Laminine-111 (Ln1) is een trimerisch, kruisvormig eiwit dat een belangrijk structureel onderdeel is van de extracellulaire matrix die contact maakt met epitheelcellen4, spiercellen5 en neurale cellen6. In de borstklier is Ln1 nodig voor functionele differentiatie van borstklierepitheelcellen in melkproducerende cellen 7,8,9, en Ln1 is cruciaal voor inductie van tumorreversie10,11. Ln1 en andere laminines zijn nodig voor de ontwikkeling van corticale actinenetwerken en sarcolemma-organisatie in spier12,13, en voor neurale celmigratie en uitgroei van neurieten13. Het begrijpen van de mechanismen waarmee laminine signalen naar cellen stuurt, is dus een actief onderzoeksgebied.

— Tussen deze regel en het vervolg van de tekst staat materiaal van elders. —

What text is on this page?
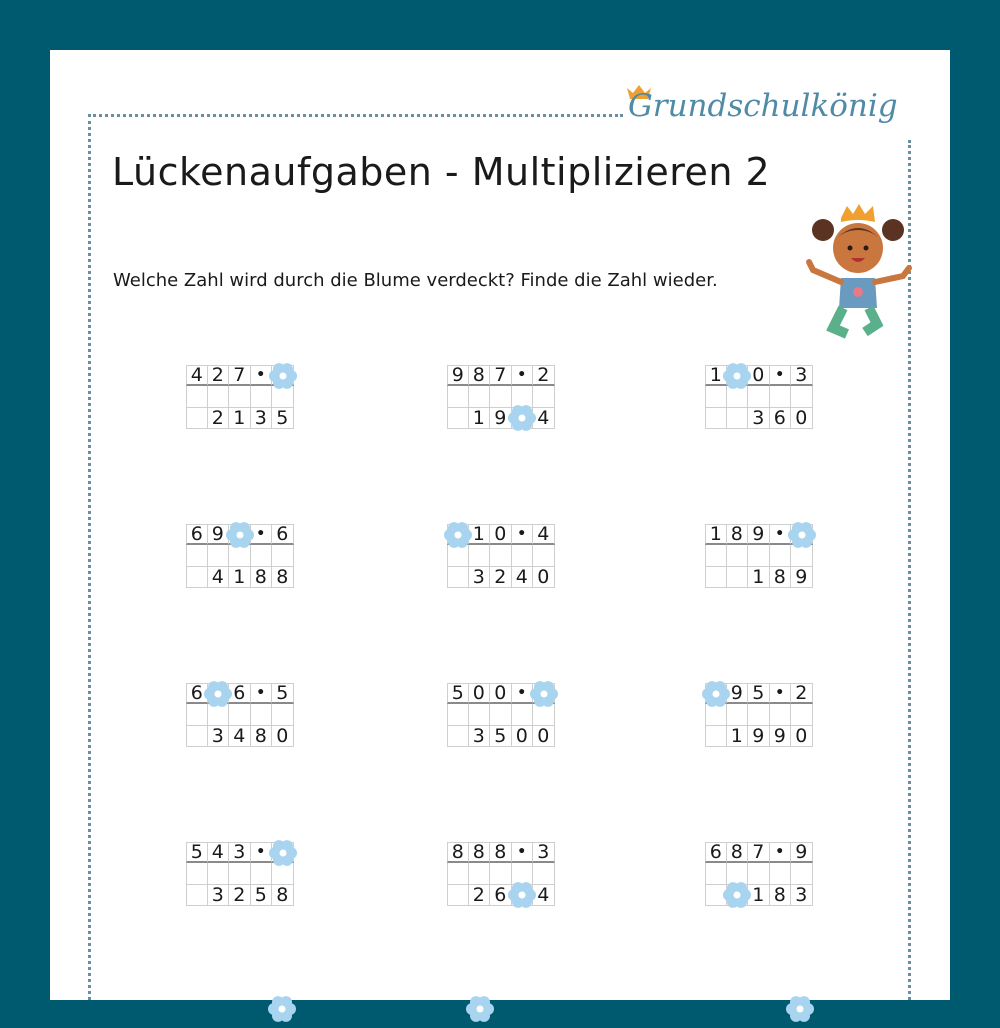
Grundschulkönig
Lückenaufgaben - Multiplizieren 2
Welche Zahl wird durch die Blume verdeckt? Finde die Zahl wieder.
4 2 7 •
2 1 3 5
9 8 7 • 2
1 9 4
1 0 • 3
3 6 0
6 9	• 6
4 1 8 8
1 0 • 4
3 2 4 0
1 8 9 •
1 8 9
6 6 • 5
3 4 8 0
5 0 0 •
3 5 0 0
9 5 • 2
1 9 9 0
5 4 3 •
3 2 5 8
8 8 8 • 3
2 6 4
6 8 7 • 9
1 8 3
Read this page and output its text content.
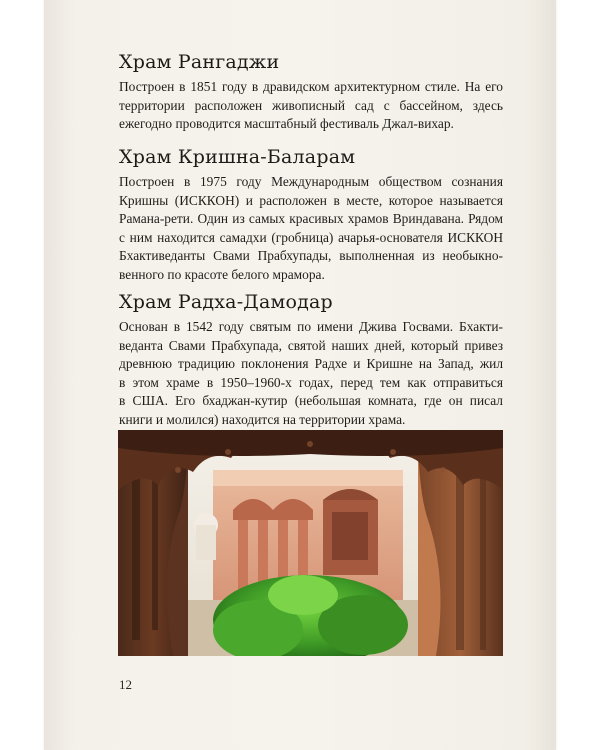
Храм Рангаджи

Построен в 1851 году в дравидском архитектурном стиле. На его
территории расположен живописный сад с бассейном, здесь
ежегодно проводится масштабный фестиваль Джал-вихар.

Храм Кришна-Баларам

Построен в 1975 году Международным обществом сознания
Кришны (ИСККОН) и расположен в месте, которое называется
Рамана-рети. Один из самых красивых храмов Вриндавана. Рядом
с ним находится самадхи (гробница) ачарья-основателя ИСККОН
Бхактиведанты Свами Прабхупады, выполненная из необыкно-
венного по красоте белого мрамора.

Храм Радха-Дамодар

Основан в 1542 году святым по имени Джива Госвами. Бхакти-
веданта Свами Прабхупада, святой наших дней, который привез
древнюю традицию поклонения Радхе и Кришне на Запад, жил
в этом храме в 1950–1960-х годах, перед тем как отправиться
в США. Его бхаджан-кутир (небольшая комната, где он писал
книги и молился) находится на территории храма.

12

Ln1 bevat meerdere adhesieve domeinen voor een breed scala aan receptoren, waaronder integrinen, syndecanen, dystroglycaan, LBP-110 en LamR (Figuur 1A)4,14. Het E8-fragment, dat de c-terminus bolvormige domeinen van laminine α1 bevat, is nodig voor het binden van dystroglycaan en integrinen α6β1 en α3β115, en het is noodzakelijk voor functionele differentiatie van epitheelcellen 15,16. Daarentegen vertonen de korte armen verschillende biologische activiteit17, wat betekent dat de beschikbaarheid voor herkenning van deze verschillende Ln1-domeinen na netwerkvorming het celgedrag zou kunnen veranderen.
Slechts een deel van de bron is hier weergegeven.